Euro-Med Monitor a également mis en lumière le témoignage d’un Palestinien de la famille Hamouda qui a réussi à atteindre sa maison près du rond-point ouest et à récupérer un sac de farine. Sur le chemin du retour, il a raconté : « En revenant, j’ai vu des chiens massacrer les cadavres de cinq jeunes hommes gisant sur le bord de la route - des personnes que je connaissais des familles Zayed et Rajab. »
Il a ajouté : « À côté de l’une des victimes, il y avait un sac de farine. Il semble qu’il ait réussi à le récupérer chez lui, mais l’armée israélienne l’a abattu alors qu’il retournait à l’abri. La situation alimentaire dans les trois abris est extrêmement difficile. Toute la nourriture que nous parvenons à récupérer dans les maisons voisines est distribuée en priorité aux enfants, puis aux personnes âgées dans des portions plus réduites. Les jeunes adultes reçoivent, au mieux, une seule miche de pain par jour. »

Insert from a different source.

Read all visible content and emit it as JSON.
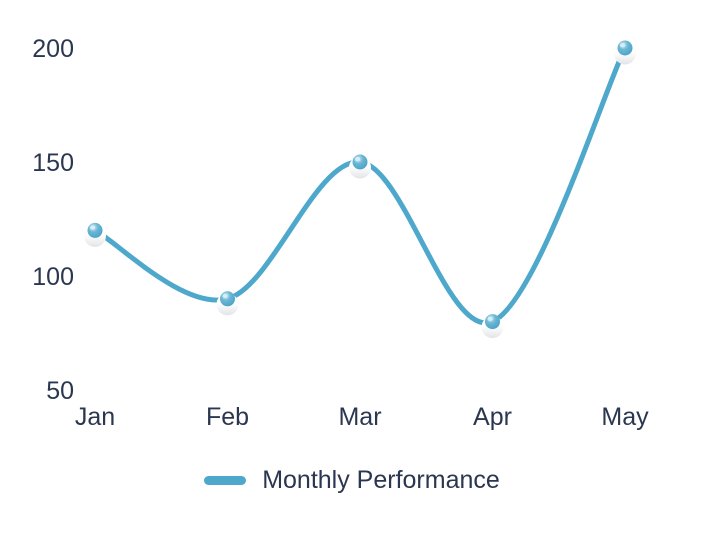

Euro-Med Human Rights Monitor réaffirme que la réticence de la communauté internationale à prendre des mesures décisives contre les massacres perpétrés par Israël dans la bande de Gaza, en particulier dans le nord de Gaza, la rend complice de ces crimes et donne à Israël le feu vert pour intensifier son génocide. Cette attitude témoigne également d’un mépris choquant pour la vie et la dignité des Palestiniens.

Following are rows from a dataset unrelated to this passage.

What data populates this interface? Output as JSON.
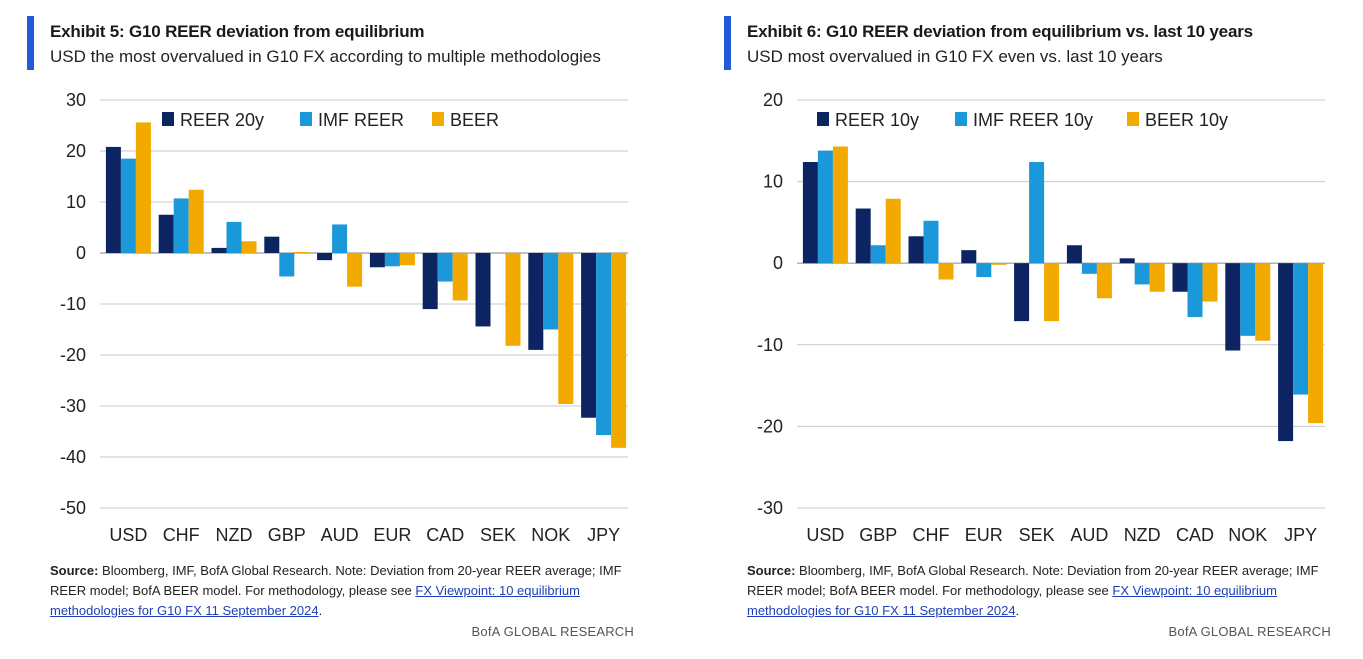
{
  "colors": {
    "navy": "#0c2461",
    "blue": "#1b98d9",
    "gold": "#f2a900",
    "accent": "#1f5bd6",
    "grid": "#c8c8c8"
  },
  "panels": [
    {
      "title": "Exhibit 5: G10 REER deviation from equilibrium",
      "subtitle": "USD the most overvalued in G10 FX according to multiple methodologies",
      "note": {
        "source_label": "Source:",
        "text": " Bloomberg, IMF, BofA Global Research. Note: Deviation from 20-year REER average; IMF REER model; BofA BEER model. For methodology, please see ",
        "link": "FX Viewpoint: 10 equilibrium methodologies for G10 FX 11 September 2024",
        "end": "."
      },
      "footer": "BofA GLOBAL RESEARCH"
    },
    {
      "title": "Exhibit 6: G10 REER deviation from equilibrium vs. last 10 years",
      "subtitle": "USD most overvalued in G10 FX even vs. last 10 years",
      "note": {
        "source_label": "Source:",
        "text": " Bloomberg, IMF, BofA Global Research. Note: Deviation from 20-year REER average; IMF REER model; BofA BEER model. For methodology, please see ",
        "link": "FX Viewpoint: 10 equilibrium methodologies for G10 FX 11 September 2024",
        "end": "."
      },
      "footer": "BofA GLOBAL RESEARCH"
    }
  ],
  "chart_data": [
    {
      "type": "bar",
      "categories": [
        "USD",
        "CHF",
        "NZD",
        "GBP",
        "AUD",
        "EUR",
        "CAD",
        "SEK",
        "NOK",
        "JPY"
      ],
      "series": [
        {
          "name": "REER 20y",
          "color": "#0c2461",
          "values": [
            20.8,
            7.5,
            1.0,
            3.2,
            -1.4,
            -2.8,
            -11.0,
            -14.4,
            -19.0,
            -32.3
          ]
        },
        {
          "name": "IMF REER",
          "color": "#1b98d9",
          "values": [
            18.5,
            10.7,
            6.1,
            -4.6,
            5.6,
            -2.6,
            -5.6,
            0.0,
            -15.0,
            -35.7
          ]
        },
        {
          "name": "BEER",
          "color": "#f2a900",
          "values": [
            25.6,
            12.4,
            2.3,
            0.2,
            -6.6,
            -2.4,
            -9.3,
            -18.2,
            -29.6,
            -38.2
          ]
        }
      ],
      "title": "Exhibit 5: G10 REER deviation from equilibrium",
      "xlabel": "",
      "ylabel": "",
      "ylim": [
        -50,
        30
      ],
      "yticks": [
        30,
        20,
        10,
        0,
        -10,
        -20,
        -30,
        -40,
        -50
      ],
      "grid": true,
      "legend": "top"
    },
    {
      "type": "bar",
      "categories": [
        "USD",
        "GBP",
        "CHF",
        "EUR",
        "SEK",
        "AUD",
        "NZD",
        "CAD",
        "NOK",
        "JPY"
      ],
      "series": [
        {
          "name": "REER 10y",
          "color": "#0c2461",
          "values": [
            12.4,
            6.7,
            3.3,
            1.6,
            -7.1,
            2.2,
            0.6,
            -3.5,
            -10.7,
            -21.8
          ]
        },
        {
          "name": "IMF REER 10y",
          "color": "#1b98d9",
          "values": [
            13.8,
            2.2,
            5.2,
            -1.7,
            12.4,
            -1.3,
            -2.6,
            -6.6,
            -8.9,
            -16.1
          ]
        },
        {
          "name": "BEER 10y",
          "color": "#f2a900",
          "values": [
            14.3,
            7.9,
            -2.0,
            -0.2,
            -7.1,
            -4.3,
            -3.5,
            -4.7,
            -9.5,
            -19.6
          ]
        }
      ],
      "title": "Exhibit 6: G10 REER deviation from equilibrium vs. last 10 years",
      "xlabel": "",
      "ylabel": "",
      "ylim": [
        -30,
        20
      ],
      "yticks": [
        20,
        10,
        0,
        -10,
        -20,
        -30
      ],
      "grid": true,
      "legend": "top"
    }
  ]
}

Le système international, y compris la Cour pénale internationale, l’Union européenne et divers organes des Nations unies, ont collectivement échoué à atteindre les objectifs et principes fondamentaux sur lesquels ils ont été fondés.
Au cours des 13 derniers mois, ils ont fait preuve d’une incapacité scandaleuse à protéger les civils et à mettre fin au génocide perpétré par Israël contre les Palestiniens de Gaza, un devoir qui est au cœur de leur mission et de leur existence.
Euro-Med Human Rights Monitor appelle les Nations unies et la communauté internationale à intervenir immédiatement pour sauver les centaines de milliers de résidents du nord de Gaza, mettre fin au génocide israélien en cours pour la deuxième année consécutive, imposer un embargo complet sur les armes à Israël, le tenir pour responsable de tous ses crimes et prendre toutes les mesures pratiques pour protéger les civils palestiniens dans la bande de Gaza.